Institute of Immunopathology, School of Life Science & Technology, Xi'an Jiaotong University, Xi'an 710061, China.
Pathology - Research and Practice (Impact Factor: 1.4). 02/2006; 202(1):31-6. DOI: 10.1016/j.prp.2005.10.002
Source: PubMed


This study was to examine the alterations in the phosphorylation of mitogen-activated protein kinase (MAPK) family in transient brain ischemia under a hyperglycemia and to highlight the molecular mechanisms by which hyperglycemia exacerbates brain damage resulting from stroke.
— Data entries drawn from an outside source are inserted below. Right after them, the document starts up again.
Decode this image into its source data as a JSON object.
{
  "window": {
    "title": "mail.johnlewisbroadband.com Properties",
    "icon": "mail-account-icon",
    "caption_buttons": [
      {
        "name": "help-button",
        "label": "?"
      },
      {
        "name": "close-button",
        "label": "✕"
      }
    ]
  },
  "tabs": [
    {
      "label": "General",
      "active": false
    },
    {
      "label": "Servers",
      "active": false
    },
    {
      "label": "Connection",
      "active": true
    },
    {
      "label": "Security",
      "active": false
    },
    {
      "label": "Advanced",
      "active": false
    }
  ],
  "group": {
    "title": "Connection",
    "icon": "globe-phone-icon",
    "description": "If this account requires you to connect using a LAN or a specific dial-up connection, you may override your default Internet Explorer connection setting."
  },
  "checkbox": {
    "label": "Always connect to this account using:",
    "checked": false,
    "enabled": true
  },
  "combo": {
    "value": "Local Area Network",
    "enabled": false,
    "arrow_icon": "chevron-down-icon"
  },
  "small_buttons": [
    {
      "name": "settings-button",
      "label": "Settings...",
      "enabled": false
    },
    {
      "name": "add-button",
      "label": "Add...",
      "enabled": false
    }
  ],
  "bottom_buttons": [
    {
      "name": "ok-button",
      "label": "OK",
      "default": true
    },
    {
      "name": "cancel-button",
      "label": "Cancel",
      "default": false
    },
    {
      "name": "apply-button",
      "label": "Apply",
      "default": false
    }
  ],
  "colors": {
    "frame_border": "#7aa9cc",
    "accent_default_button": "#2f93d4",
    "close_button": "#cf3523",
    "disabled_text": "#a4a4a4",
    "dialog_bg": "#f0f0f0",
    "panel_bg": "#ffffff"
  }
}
Extracellular signal-regulated protein kinase (ERK) expression was studied in rats subjected to global brain ischemia with pre-ischemic normoglycemic (CIN) and hyperglycemic (CIH) conditions. In another group, the hyperglycemic ischemic rats were pretreated with ERK inhibitor U0126 (U0126). Increased phospho-ERK1/2 immunoreactive neurons in the cingulate cortex and hippocampal CA3 were detected in CIN after ischemia and reperfusion. The numbers of phospho-ERK1/2-positive neurons were further increased significantly in CIH compared to the CIN. Pretreatment with U0126 in CIH rats significantly decreased ERK1/2 immunoreactive cells. Western blot analyses confirmed that phospho-ERK1/2 increased significantly after 30 min ischemia and reperfusion compared to non-ischemic controls in both the CIN and CIH groups. The increase of phospho-ERK1/2 was more prominent in the CIH than in the CIN group after 3 and 6h of reperfusion. Treatment with U0126 significantly reduced phospho-ERK1/2 in the CIH group. The findings presented here suggest that ERK1/2 may play a role in mediating neuronal cells death under hyperglycemic condition.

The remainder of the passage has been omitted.